On one level, I was deeply disturbed at being forced into a situation I had no control over. But on the other, I realized that my thoughts were not helping my situation. If only I could control them… It was difficult to think of anything other than my immediate dire circumstances. But I had to… I tried to calm myself and look logically at what had happened. Had the folds in my pages killed me? No. Had being stuffed into the envelope killed me? No. All that had happened as a result of those two scenarios was that I’d been changed. But my panic level was still sky-high. My chaotic thoughts, although the truth, did not help me to gain any new perspective. Come on, think. THINK!
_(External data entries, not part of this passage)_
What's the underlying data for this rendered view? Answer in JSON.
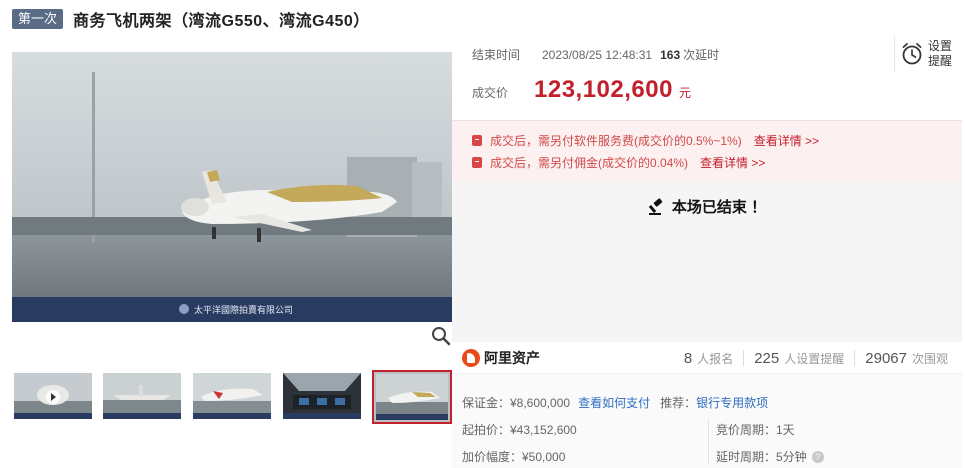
{
  "header": {
    "round_badge": "第一次",
    "title": "商务飞机两架（湾流G550、湾流G450）"
  },
  "gallery": {
    "watermark": "太平洋國際拍賣有限公司",
    "thumbnails": [
      "video",
      "plane-front",
      "plane-side",
      "cockpit",
      "plane-wide"
    ],
    "active_index": 4
  },
  "auction": {
    "end_label": "结束时间",
    "end_time": "2023/08/25 12:48:31",
    "delay_count": "163",
    "delay_label": "次延时",
    "remind_label_1": "设置",
    "remind_label_2": "提醒",
    "deal_label": "成交价",
    "deal_price": "123,102,600",
    "deal_unit": "元"
  },
  "notices": [
    {
      "text": "成交后，需另付软件服务费(成交价的0.5%~1%)",
      "link": "查看详情 >>"
    },
    {
      "text": "成交后，需另付佣金(成交价的0.04%)",
      "link": "查看详情 >>"
    }
  ],
  "status": {
    "ended_text": "本场已结束 ！"
  },
  "brand": {
    "name": "阿里资产",
    "signups": "8",
    "signups_label": "人报名",
    "reminders": "225",
    "reminders_label": "人设置提醒",
    "views": "29067",
    "views_label": "次围观"
  },
  "details": {
    "deposit": "保证金：¥8,600,000",
    "how_to_pay": "查看如何支付",
    "recommend_label": "推荐：",
    "recommend_link": "银行专用款项",
    "start_price": "起拍价：¥43,152,600",
    "bid_period": "竞价周期：1天",
    "increment": "加价幅度：¥50,000",
    "delay_period": "延时周期：5分钟"
  },
  "colors": {
    "accent": "#c2202b",
    "badge": "#5a6b86",
    "link": "#2d6ec0",
    "notice_bg": "#fdf0f0"
  }
}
It worked. The terror faded slowly.

As I thought about my purpose, about the message on my pages and how I was the only one in the whole wide world that could deliver it, I started to feel better again. I could live with the folds on my pages. Okay, so it changed how I looked but it didn’t define who I was. Luckily, the folds didn’t disturb the words. The message I carried remained intact. My reason for existence, my worth, remained unaffected despite the ugliness of the folds. I was even beginning to think that being put into the envelope might have been a good thing. Perhaps the envelope’s purpose was to keep me and my message safe. Even though uncomfortable, it was a temporary situation and I could see now, necessary, for me to deliver my message in the best possible way.

The writer clearly trusted the process. Why shouldn’t I? But I wasn’t so sure about trust. I had trusted the writer and looked what happened. Forgiving her might be a long process. Change, however, seemed inevitable. I could see that. I understood change, appreciated its constancy. It was all I had, apart from my message. No matter how scary, how painful, how uncomfortable, change allowed expansion, transformation. That was the prize; the shiny new me with a wider perspective, and a deeper appreciation for myself, being reborn again and again.